The model uses ConvLSTM3D, Conv3D, Dense, BatchNorm, Embeddings, and a simple custom Temporal Attention layer.
According to the official Neuron Ops List, these ops are either directly supported or composed of supported ops.
I validated the model with analyze_model() and it reported ~78% of ops supported.
However, when actually tracing with tfnx.trace(), Neuron only compiles ~11-13% of the graph — even with minimal control flow and no unnecessary ops.
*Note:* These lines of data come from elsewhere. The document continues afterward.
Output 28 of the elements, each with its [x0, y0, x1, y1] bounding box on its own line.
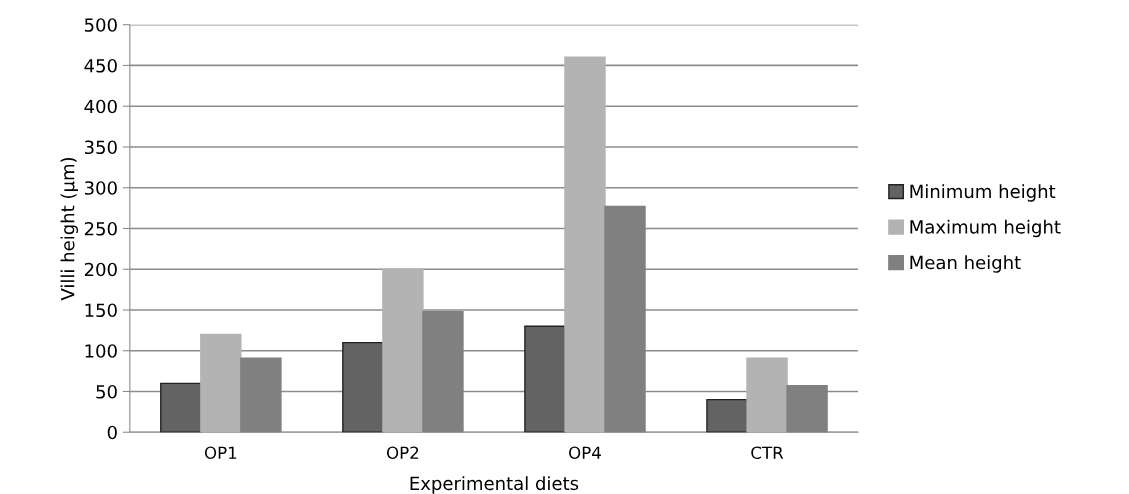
x-axis-title: Experimental diets: [410, 476, 579, 494]
y-tick-label: 250: [84, 221, 117, 236]
bar: [382, 268, 424, 433]
bar: [706, 398, 748, 433]
x-tick-label: OP2: [386, 446, 419, 460]
y-tick-label: 300: [84, 181, 117, 195]
y-tick-label: 500: [84, 18, 117, 32]
legend-label: Minimum height: [910, 184, 1056, 202]
bar: [160, 382, 202, 433]
y-tick-label: 150: [85, 303, 117, 318]
y-tick-label: 350: [84, 140, 117, 155]
bar: [524, 325, 566, 433]
x-tick-label: OP4: [569, 446, 601, 460]
bar: [342, 341, 384, 433]
x-tick-label: OP1: [204, 446, 237, 460]
y-tick-label: 450: [84, 58, 117, 73]
bar: [746, 357, 788, 433]
y-axis-title: Villi height (µm): [60, 157, 79, 301]
bar: [564, 56, 606, 433]
legend-label: Mean height: [910, 255, 1021, 273]
y-tick-label: 400: [84, 99, 117, 114]
y-tick-label: 200: [84, 262, 117, 277]
legend-label: Maximum height: [910, 219, 1061, 238]
y-tick-label: 50: [96, 384, 117, 399]
y-tick-label: 100: [85, 344, 117, 358]
x-tick-label: CTR: [751, 446, 784, 460]
bar: [200, 333, 242, 433]
y-tick-label: 0: [107, 425, 117, 440]
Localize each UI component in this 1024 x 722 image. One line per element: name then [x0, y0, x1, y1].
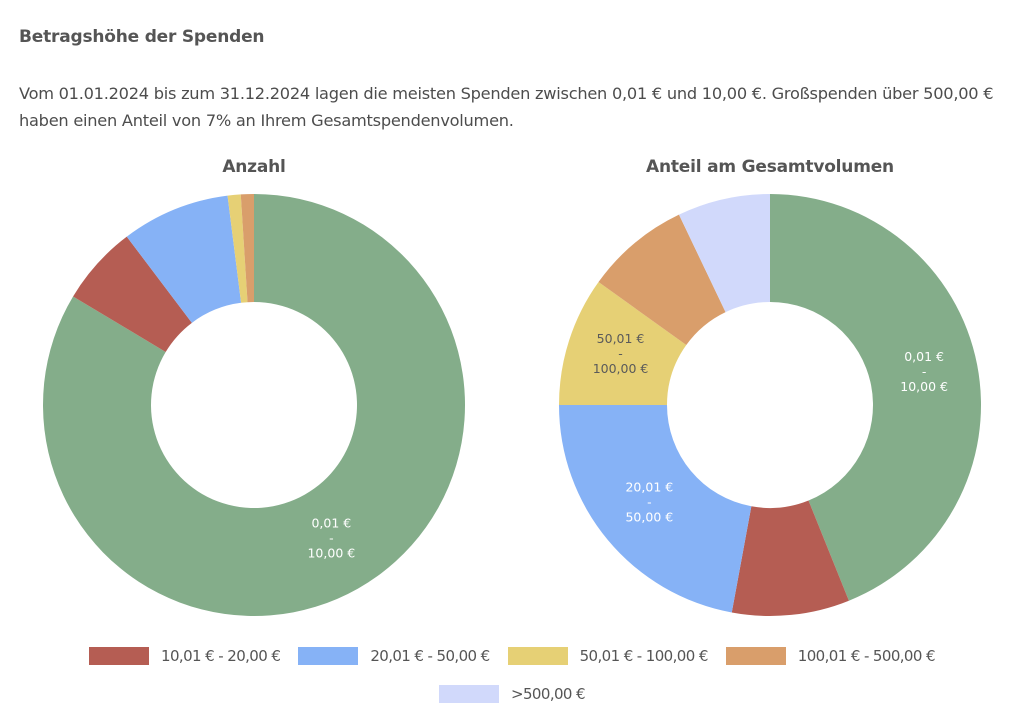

This wouldn't work for production deployment.
Key concerns:
Discrepancy between analyze_model report and actual trace compile percentage
Poor support for common ops like LSTM/ConvLSTM or MatMul inside attention mechanisms
Lack of transparency on how control flow ops block entire graph segments from tracing
No clear documentation on how to structure models for better compilation rates
I’m happy to provide example code and the full trace logs if you want.
Thanks